What is the difference between PCR and qPCR?
Conventional PCR detects whether a target is present or absent (end-point detection on a gel). Quantitative PCR (qPCR, or real-time PCR) uses a fluorescent reporter to monitor amplification during each cycle, allowing precise quantification of the starting copy number. Digital PCR (dPCR) goes further by partitioning samples into thousands of tiny reactions for absolute quantification without a standard curve.
What causes PCR to fail or produce non-specific bands?
Common causes of failure include poor primer design (mismatches, secondary structure, primer-dimers), insufficient or degraded template, incorrect Mg²⁺ concentration, or annealing temperature too high. Non-specific bands result from annealing temperature too low, excessive cycles, high primer concentration, or contaminating DNA. Optimizing annealing temperature with a gradient PCR and running no-template controls are standard troubleshooting steps.
Can I use this to estimate how much DNA I need for sequencing?
Yes, indirectly. Sanger sequencing requires approximately 1–10 ng of PCR product; next-generation sequencing library preparation typically requires 1–50 ng. Knowing the length of your amplicon (in bp) and Avogadro's number, you can convert copy number to nanograms and determine whether your PCR has produced sufficient product.

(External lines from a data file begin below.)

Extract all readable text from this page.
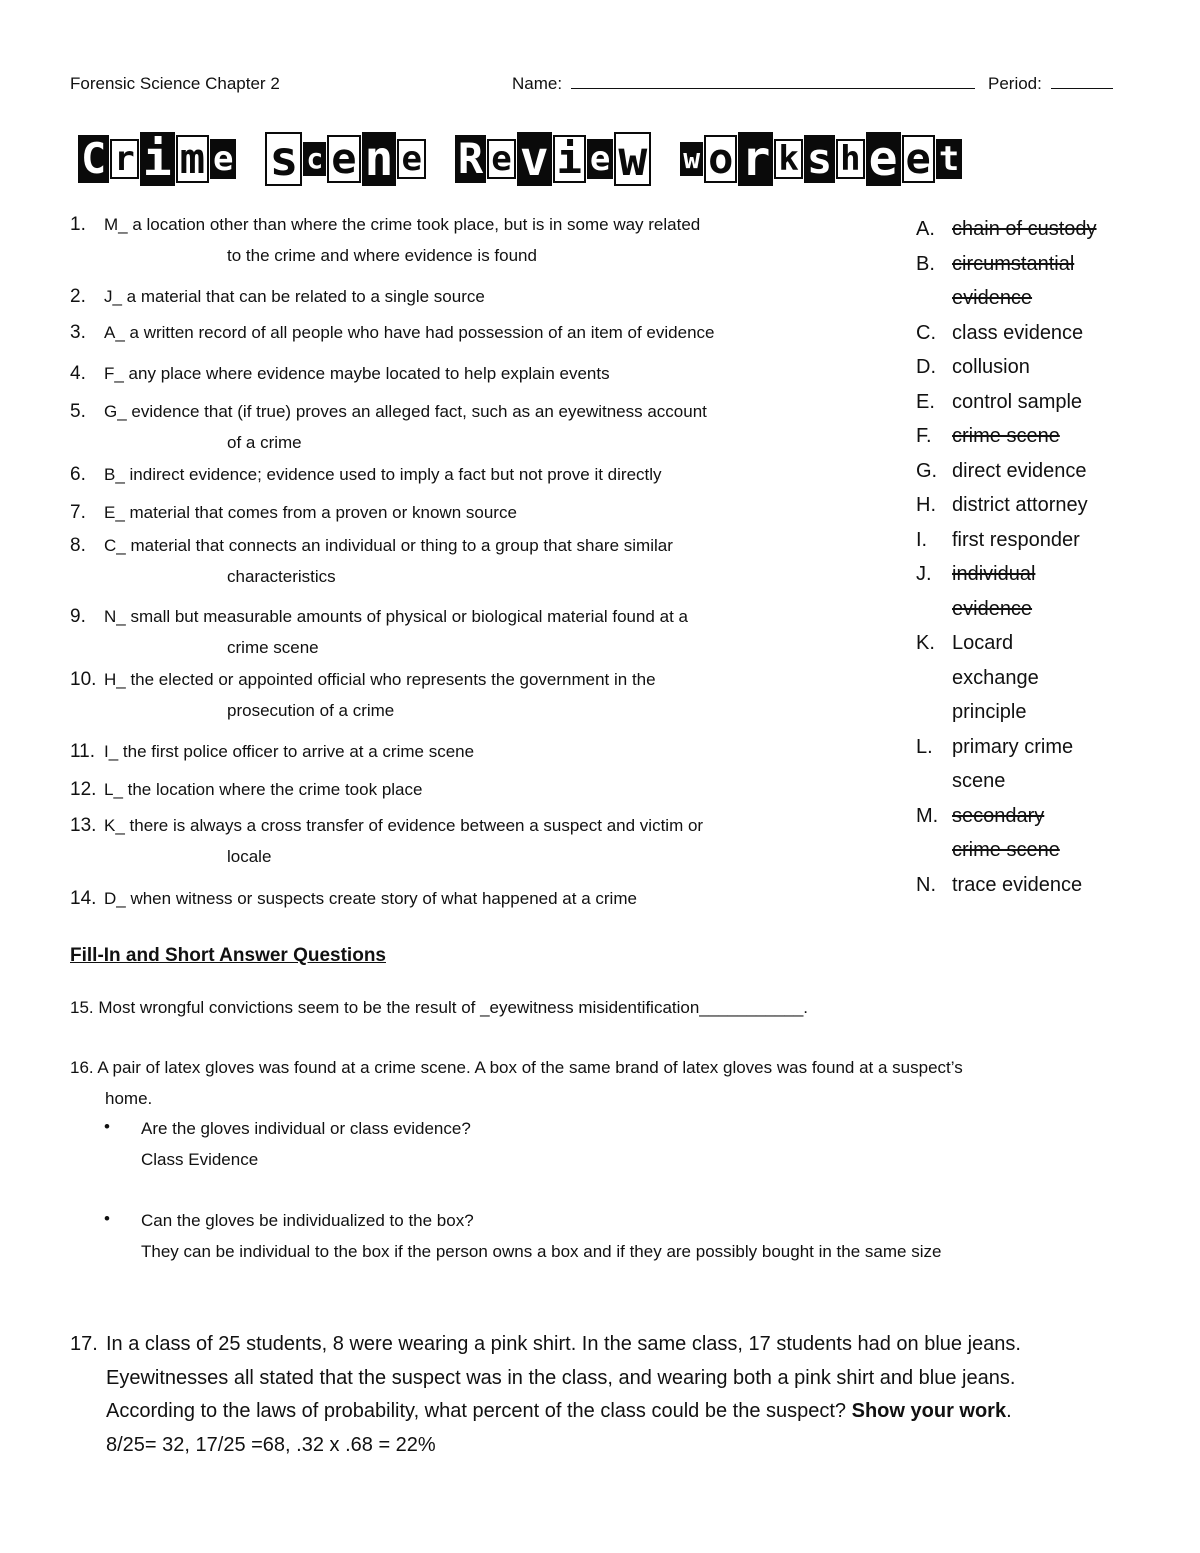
Forensic Science Chapter 2	Name:	Period:
C r i m e s c e n e R e v i e w w o r k s h e e t
1. M_ a location other than where the crime took place, but is in some way related
to the crime and where evidence is found
2. J_ a material that can be related to a single source
3. A_ a written record of all people who have had possession of an item of evidence
4. F_ any place where evidence maybe located to help explain events
5. G_ evidence that (if true) proves an alleged fact, such as an eyewitness account
of a crime
6. B_ indirect evidence; evidence used to imply a fact but not prove it directly
7. E_ material that comes from a proven or known source
8. C_ material that connects an individual or thing to a group that share similar
characteristics
9. N_ small but measurable amounts of physical or biological material found at a
crime scene
10. H_ the elected or appointed official who represents the government in the
prosecution of a crime
11. I_ the first police officer to arrive at a crime scene
12. L_ the location where the crime took place
13. K_ there is always a cross transfer of evidence between a suspect and victim or
locale
14. D_ when witness or suspects create story of what happened at a crime
A. chain of custody
B. circumstantial
evidence
C. class evidence
D. collusion
E. control sample
F. crime scene
G. direct evidence
H. district attorney
I. first responder
J. individual
evidence
K. Locard
exchange
principle
L. primary crime
scene
M. secondary
crime scene
N. trace evidence
Fill-In and Short Answer Questions
15. Most wrongful convictions seem to be the result of _eyewitness misidentification___________.
16. A pair of latex gloves was found at a crime scene. A box of the same brand of latex gloves was found at a suspect’s
home.
• Are the gloves individual or class evidence?
Class Evidence
• Can the gloves be individualized to the box?
They can be individual to the box if the person owns a box and if they are possibly bought in the same size
17. In a class of 25 students, 8 were wearing a pink shirt. In the same class, 17 students had on blue jeans.
Eyewitnesses all stated that the suspect was in the class, and wearing both a pink shirt and blue jeans.
According to the laws of probability, what percent of the class could be the suspect? Show your work.
8/25= 32, 17/25 =68, .32 x .68 = 22%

Why does amplification efficiency decrease in late cycles?
In late PCR cycles, the reaction reaches a plateau because dNTPs and primers are depleted, polymerase activity diminishes, and the high concentration of product DNA causes re-annealing of complementary strands before primer binding. This plateau effect means that end-point PCR is not reliable for quantification, which is why qPCR monitors the exponential phase of amplification.